Length = 6.0; Height = 0.2; Depth = 0.1; E = 1.0E7: Poisson's ratio = 0.3.
This is a straight cantilever beam solved with solid and shell elements. Three models (rectangular, parallelogram, trapezoidal) are made with each element's type to investigate the effect of distorted elements with a high aspect ratio.
Six types of elements are used for this problem. They are tria-shell, quad-shell, and hexa-solid elements, each with 1st and 2nd order. Four loading cases are used for each model; extension, in-plane bending, transverse bending, and twist. For the extension and bending load cases, unit loads are applied in a consistent fashion over all of the nodes at the tip of the beam.
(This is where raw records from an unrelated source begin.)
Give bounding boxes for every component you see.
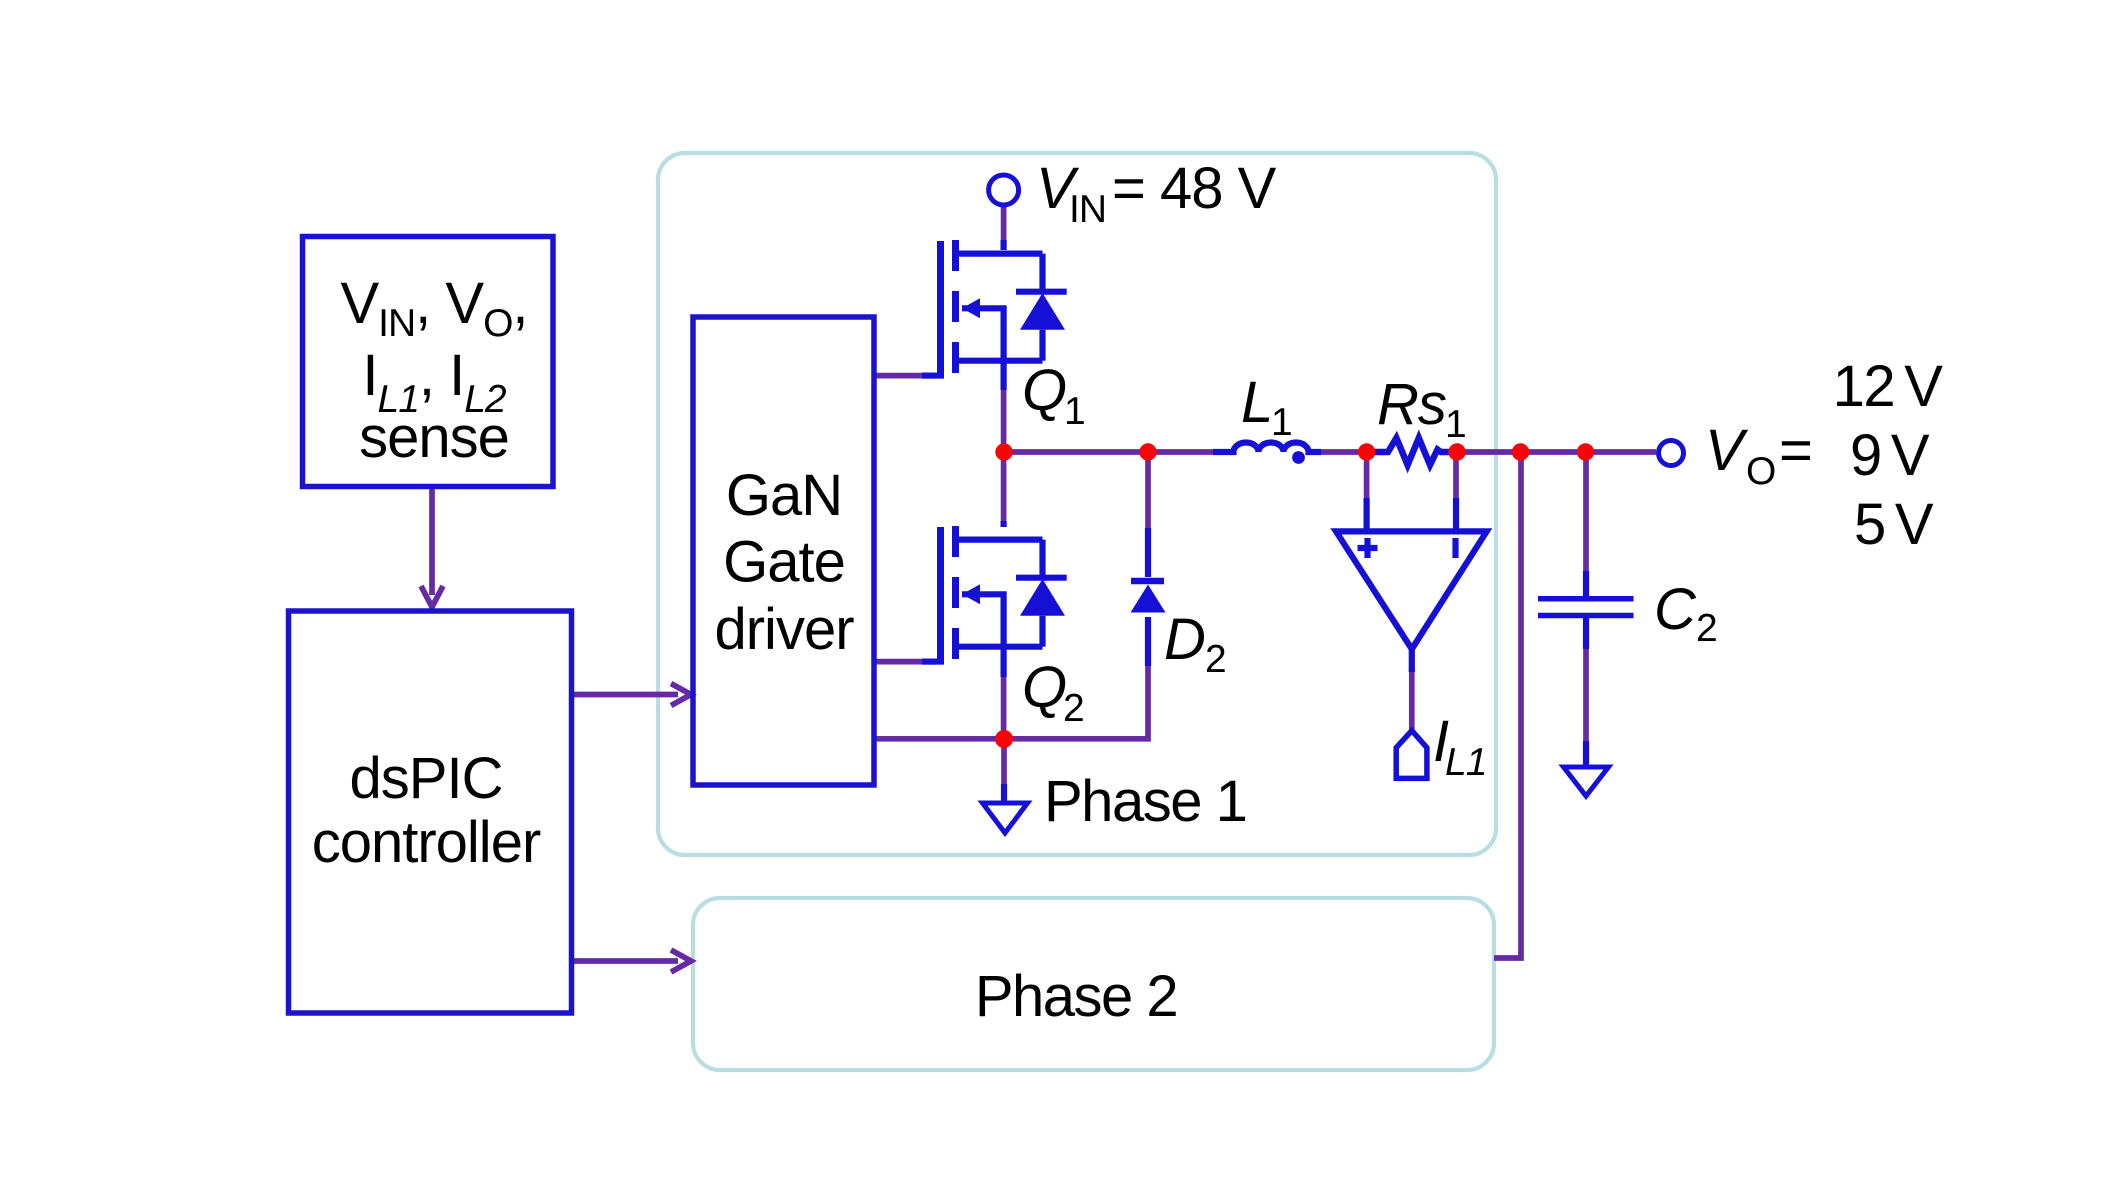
svg-text:1: 1: [1445, 403, 1466, 446]
svg-text:L1: L1: [1445, 741, 1486, 784]
svg-text:5 V: 5 V: [1854, 492, 1934, 557]
svg-text:2: 2: [1696, 607, 1717, 650]
svg-text:IN: IN: [1069, 188, 1106, 231]
svg-text:Rs: Rs: [1377, 372, 1446, 437]
svg-text:2: 2: [1205, 638, 1226, 681]
svg-text:=: =: [1779, 418, 1812, 483]
svg-text:Q: Q: [1022, 358, 1066, 423]
svg-text:9 V: 9 V: [1850, 423, 1930, 488]
svg-text:O: O: [1746, 450, 1775, 493]
svg-text:D: D: [1164, 607, 1205, 672]
svg-text:1: 1: [1064, 390, 1085, 433]
svg-text:2: 2: [1063, 687, 1084, 730]
svg-text:Phase 1: Phase 1: [1044, 769, 1246, 834]
svg-text:dsPIC: dsPIC: [350, 746, 503, 811]
svg-text:Q: Q: [1022, 655, 1066, 720]
svg-text:sense: sense: [359, 405, 509, 470]
svg-text:L: L: [1241, 370, 1272, 435]
svg-text:= 48 V: = 48 V: [1112, 156, 1277, 221]
svg-text:C: C: [1654, 577, 1697, 642]
svg-text:Phase 2: Phase 2: [975, 964, 1177, 1029]
svg-text:V: V: [1705, 418, 1749, 483]
svg-text:GaN: GaN: [726, 463, 842, 528]
svg-text:controller: controller: [312, 810, 541, 875]
svg-text:driver: driver: [714, 597, 854, 662]
svg-text:1: 1: [1271, 401, 1292, 444]
svg-text:12 V: 12 V: [1833, 354, 1944, 419]
svg-text:Gate: Gate: [723, 530, 845, 595]
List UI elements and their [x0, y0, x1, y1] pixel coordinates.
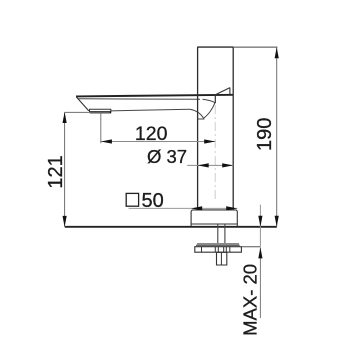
washer bottom outline — [196, 244, 240, 246]
dim diameter37 line — [187, 164, 233, 166]
spout back sweep diagonal — [215, 88, 230, 96]
dim 120 extension line — [100, 114, 102, 144]
dim 121 arrow up — [63, 112, 67, 123]
spout back tip tick — [229, 88, 231, 96]
stud nut internal line — [220, 252, 222, 265]
dim 190 arrow down — [275, 216, 279, 227]
dim MAX20 down arrow — [258, 216, 262, 227]
mounting deck line — [65, 226, 277, 228]
column left edge — [197, 47, 199, 210]
washer extension line — [240, 246, 260, 248]
svg-text:Ø 37: Ø 37 — [147, 146, 187, 167]
dim MAX20 up arrow — [258, 247, 262, 258]
dim 120 line — [101, 141, 216, 143]
stud nut — [217, 252, 227, 265]
svg-text:120: 120 — [135, 123, 168, 145]
dim square50 arrow left — [191, 206, 202, 210]
base flange — [191, 210, 237, 227]
dim 190 arrow up — [275, 47, 279, 58]
dim 121 line — [64, 112, 66, 226]
column right edge — [232, 47, 234, 210]
dim square50 arrow right — [226, 206, 237, 210]
dim diameter37 arrow right — [222, 163, 233, 167]
dim 121 arrow down — [63, 216, 67, 227]
dim diameter37 arrow left — [198, 163, 209, 167]
dim 120 arrow right — [204, 139, 215, 143]
column top edge — [197, 46, 233, 48]
column centerline — [214, 105, 216, 202]
junction cusp base — [198, 118, 205, 120]
clamp plate internal lines — [202, 247, 230, 253]
190 top extension line — [233, 46, 277, 48]
aerator body — [90, 109, 111, 111]
svg-text:50: 50 — [142, 190, 164, 212]
svg-text:190: 190 — [254, 118, 276, 151]
spout top edge — [76, 95, 233, 97]
dim 120 arrow left — [101, 139, 112, 143]
dim 121 extension line — [65, 111, 110, 113]
aerator bottom thick edge — [90, 111, 111, 113]
spout inner top line — [79, 98, 201, 101]
svg-text:121: 121 — [45, 155, 67, 188]
spout tip chamfer — [76, 97, 89, 111]
svg-text:MAX- 20: MAX- 20 — [239, 264, 260, 336]
shank below deck — [218, 224, 225, 243]
dim square50 line — [129, 207, 238, 209]
clamp plate — [195, 247, 242, 253]
spout underside line — [111, 109, 191, 111]
dim MAX20 lower line — [259, 247, 261, 318]
junction upper curve — [203, 99, 215, 102]
junction sweep curve — [203, 103, 215, 119]
dim MAX20 upper line — [259, 205, 261, 247]
junction lower curve — [190, 109, 204, 118]
junction vertical edge — [214, 95, 216, 103]
square symbol — [126, 193, 138, 206]
washer gray band — [197, 243, 239, 245]
dim 190 line — [276, 47, 278, 227]
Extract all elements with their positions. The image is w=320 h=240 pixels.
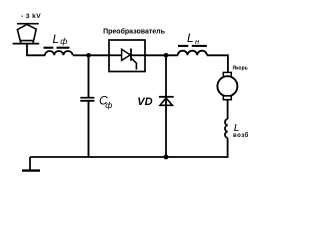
diode VD cathode bar (159, 96, 174, 98)
wire Lн to armature corner (207, 55, 228, 72)
wire thyristor to box edge (131, 54, 145, 56)
svg-text:ф: ф (60, 36, 67, 46)
wire from pantograph to Lф (27, 44, 45, 56)
pantograph base line (13, 43, 40, 45)
armature circle (217, 76, 237, 96)
inductor Lн (178, 51, 207, 56)
junction node diode branch bottom (164, 155, 169, 160)
contact wire line (17, 23, 39, 25)
wire to rail ground (29, 157, 31, 170)
converter box U1 (109, 40, 145, 72)
inductor Lн core dashes (178, 45, 188, 47)
wire box to Lн (145, 54, 178, 56)
wire into thyristor (109, 54, 122, 56)
svg-text:- 3 kV: - 3 kV (21, 13, 41, 20)
diode branch wire (165, 55, 167, 157)
thyristor gate (131, 58, 136, 70)
wire Lвозб to bottom corner (166, 138, 228, 157)
bottom return wire (30, 156, 166, 158)
svg-text:Якорь: Якорь (233, 66, 248, 72)
capacitor branch wire bottom (88, 101, 90, 157)
junction node diode branch top (164, 53, 169, 58)
svg-text:возб: возб (233, 132, 249, 139)
inductor Lф core dashes (44, 47, 54, 49)
svg-text:L: L (187, 31, 194, 45)
inductor Lвозб (225, 119, 228, 138)
capacitor branch wire top (88, 55, 90, 97)
inductor Lф (45, 51, 73, 55)
armature top brush (223, 72, 231, 76)
capacitor Cф bottom plate (80, 100, 94, 102)
capacitor Cф top plate (80, 97, 94, 99)
thyristor cathode bar (130, 49, 132, 61)
wire armature to Lвозб (227, 100, 229, 119)
svg-text:н: н (195, 37, 199, 46)
wire Lф to converter box (73, 54, 109, 56)
diode VD triangle (160, 98, 172, 105)
svg-text:ф: ф (105, 100, 112, 110)
svg-text:VD: VD (137, 96, 152, 108)
svg-text:L: L (53, 32, 60, 46)
rail ground bar (22, 169, 40, 171)
junction node capacitor branch (86, 53, 91, 58)
thyristor triangle (122, 49, 131, 60)
pantograph (17, 24, 36, 44)
armature bottom brush (223, 96, 231, 100)
svg-text:Преобразователь: Преобразователь (103, 27, 166, 35)
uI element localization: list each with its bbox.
For the twist load cases, a unit moment is applied at the tip.
Theoretical solutions for the deflections at the tip, computed by beam theory, are as follows.
|
Load Type |
Component |
Value |
|
extension |
UX |
0.00003 |
|
in-plane bending |
UZ |
0.1081 |
|
transverse bending |
UY |
0.4321 |
|
twist |
ROTX |
0.03208 |
All results are normalized with the target value.
MacNeal, R.H., and Harder, R.L., A Proposed Standard Set of Problems to Test Finite Element Accuracy, Finite Elements in Analysis and Design, 1 (1985) 3-20.